Figura 2. Composição de macronutrientes (à esquerda) da farinha de sementes de esteva através da análise proximal (humidade: 70 oC sob vácuo; proteína bruta: método de kjedahl; fibra bruta: método de Wendee; lípidos ou gordura total: extração Soxtec com éter de petróleo; cinzas: incineração a 550 oC; Hidratos de carbono: por diferença) e valor energético da farinha de esteva e as contribuições dos macronutrientes (à direita) de acordo com o Regulamento (UE) 1969/2011.
Sabe-se que os ácidos gordos constituem a maior parte da fração lipídica das sementes de C. ladanifer (Krollmann e Gülz 1983). A quantificação do perfil de ácidos gordos das sementes de esteva está sintetizada na Tabela 1. Dentro destes dominam os ácidos gordos insaturados, principalmente ácido oleico, linoleico e linolénico.
De acordo com o Regulamento (UE) 1169/2011 a farinha de esteva pode alegar possuir um alto teor em ácidos gordos ómega-3.
Também é interessante notar que a proporção ómega-3: ómega-6 (0,27) segue a recomendação de 1:4.
Tabela 1. Perfil de ácidos gordos da farinha de sementes de esteva (GC-FID).
Dado o elevado teor de cinzas, os micronutrientes minerais foram analisados e a sua quantificação está representada na Figura 3.
De acordo com o Regulamento (CE) 1924/2006 (revogado) e o Regulamento (UE) 1169/2011 a farinha de esteva pode alegar não ter sódio/sal, ser uma fonte de cálcio e possuir um alto teor em fósforo, magnésio, potássio, cobre, ferro, manganês e zinco.
Figura 3. Composição mineral da farinha de sementes de esteva (ICP-MS).
Usando dados da composição nutricional de outras sementes, frutos secos e cereais (INSA, 2021, www.portfir.insa.pt), as sementes de esteva posicionam-se, ao lado das sementes ricas em fibras e cinzas, entre os cereais ricos em hidratos de carbono e os frutos secos ricos em gordura (Figura 4).
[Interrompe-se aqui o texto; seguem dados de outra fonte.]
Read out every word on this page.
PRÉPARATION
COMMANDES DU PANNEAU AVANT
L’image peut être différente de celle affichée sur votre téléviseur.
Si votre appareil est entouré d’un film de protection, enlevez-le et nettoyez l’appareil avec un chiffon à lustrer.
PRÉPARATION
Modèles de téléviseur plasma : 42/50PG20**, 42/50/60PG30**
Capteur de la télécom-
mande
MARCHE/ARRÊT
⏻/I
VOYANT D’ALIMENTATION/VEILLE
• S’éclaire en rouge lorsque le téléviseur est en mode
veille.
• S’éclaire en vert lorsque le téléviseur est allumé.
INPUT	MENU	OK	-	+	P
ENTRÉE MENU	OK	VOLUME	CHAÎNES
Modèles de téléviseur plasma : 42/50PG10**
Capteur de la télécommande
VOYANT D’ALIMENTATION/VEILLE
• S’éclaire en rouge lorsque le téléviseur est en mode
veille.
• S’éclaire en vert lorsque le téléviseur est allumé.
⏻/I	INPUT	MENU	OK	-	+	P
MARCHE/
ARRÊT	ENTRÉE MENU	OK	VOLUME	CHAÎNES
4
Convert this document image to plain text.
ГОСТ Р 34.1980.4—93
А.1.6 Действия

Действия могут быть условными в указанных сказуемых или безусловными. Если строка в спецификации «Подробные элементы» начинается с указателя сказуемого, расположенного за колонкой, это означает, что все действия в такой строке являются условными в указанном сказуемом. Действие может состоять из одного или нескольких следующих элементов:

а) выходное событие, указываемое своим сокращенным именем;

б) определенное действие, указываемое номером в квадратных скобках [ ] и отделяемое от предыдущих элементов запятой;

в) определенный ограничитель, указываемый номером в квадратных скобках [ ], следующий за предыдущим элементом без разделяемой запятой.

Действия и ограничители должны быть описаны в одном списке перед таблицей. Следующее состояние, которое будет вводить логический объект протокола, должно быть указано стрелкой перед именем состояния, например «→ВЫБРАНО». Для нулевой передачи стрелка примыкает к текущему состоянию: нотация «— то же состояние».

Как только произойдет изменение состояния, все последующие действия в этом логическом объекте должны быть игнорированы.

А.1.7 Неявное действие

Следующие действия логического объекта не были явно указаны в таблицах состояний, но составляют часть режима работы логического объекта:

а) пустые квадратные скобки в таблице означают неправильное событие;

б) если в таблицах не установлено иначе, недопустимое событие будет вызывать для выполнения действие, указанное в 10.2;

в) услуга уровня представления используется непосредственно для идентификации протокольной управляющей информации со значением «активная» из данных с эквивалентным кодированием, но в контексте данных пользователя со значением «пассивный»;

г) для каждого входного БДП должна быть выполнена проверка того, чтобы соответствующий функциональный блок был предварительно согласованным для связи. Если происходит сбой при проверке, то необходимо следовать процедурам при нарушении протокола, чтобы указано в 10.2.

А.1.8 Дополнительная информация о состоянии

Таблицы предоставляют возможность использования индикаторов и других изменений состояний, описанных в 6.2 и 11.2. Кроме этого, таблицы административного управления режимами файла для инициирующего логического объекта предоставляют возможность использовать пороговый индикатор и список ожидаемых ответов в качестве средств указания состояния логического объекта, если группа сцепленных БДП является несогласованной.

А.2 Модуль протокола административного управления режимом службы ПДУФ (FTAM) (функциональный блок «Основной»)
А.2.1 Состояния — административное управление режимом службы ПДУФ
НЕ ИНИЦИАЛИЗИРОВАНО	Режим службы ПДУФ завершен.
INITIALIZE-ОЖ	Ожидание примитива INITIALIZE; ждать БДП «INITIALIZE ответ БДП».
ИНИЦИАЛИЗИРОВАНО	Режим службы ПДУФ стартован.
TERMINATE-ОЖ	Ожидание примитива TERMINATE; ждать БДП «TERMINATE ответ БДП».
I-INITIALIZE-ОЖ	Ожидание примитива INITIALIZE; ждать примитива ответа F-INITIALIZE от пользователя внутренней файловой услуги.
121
Figura 4. Projeção das variáveis nutricionais A. e dos cereais, frutos secos e sementes B. no gráfico de dois fatores (componentes) obtido pela análise de componentes principais (PCA) usando os valores médios do estudo (sementes de esteva) e os valores da Plataforma Portuguesa de Informação Alimentar (INSA, 2021; restantes cereais, frutos secos e sementes).
Considerando a vasta área de distribuição e abundância da esteva em Portugal e a composição completa do ponto de vista nutricional, podemos começar a olhar para a esteva como um recurso capaz de contribuir para um abastecimento e segurança alimentar de qualidade.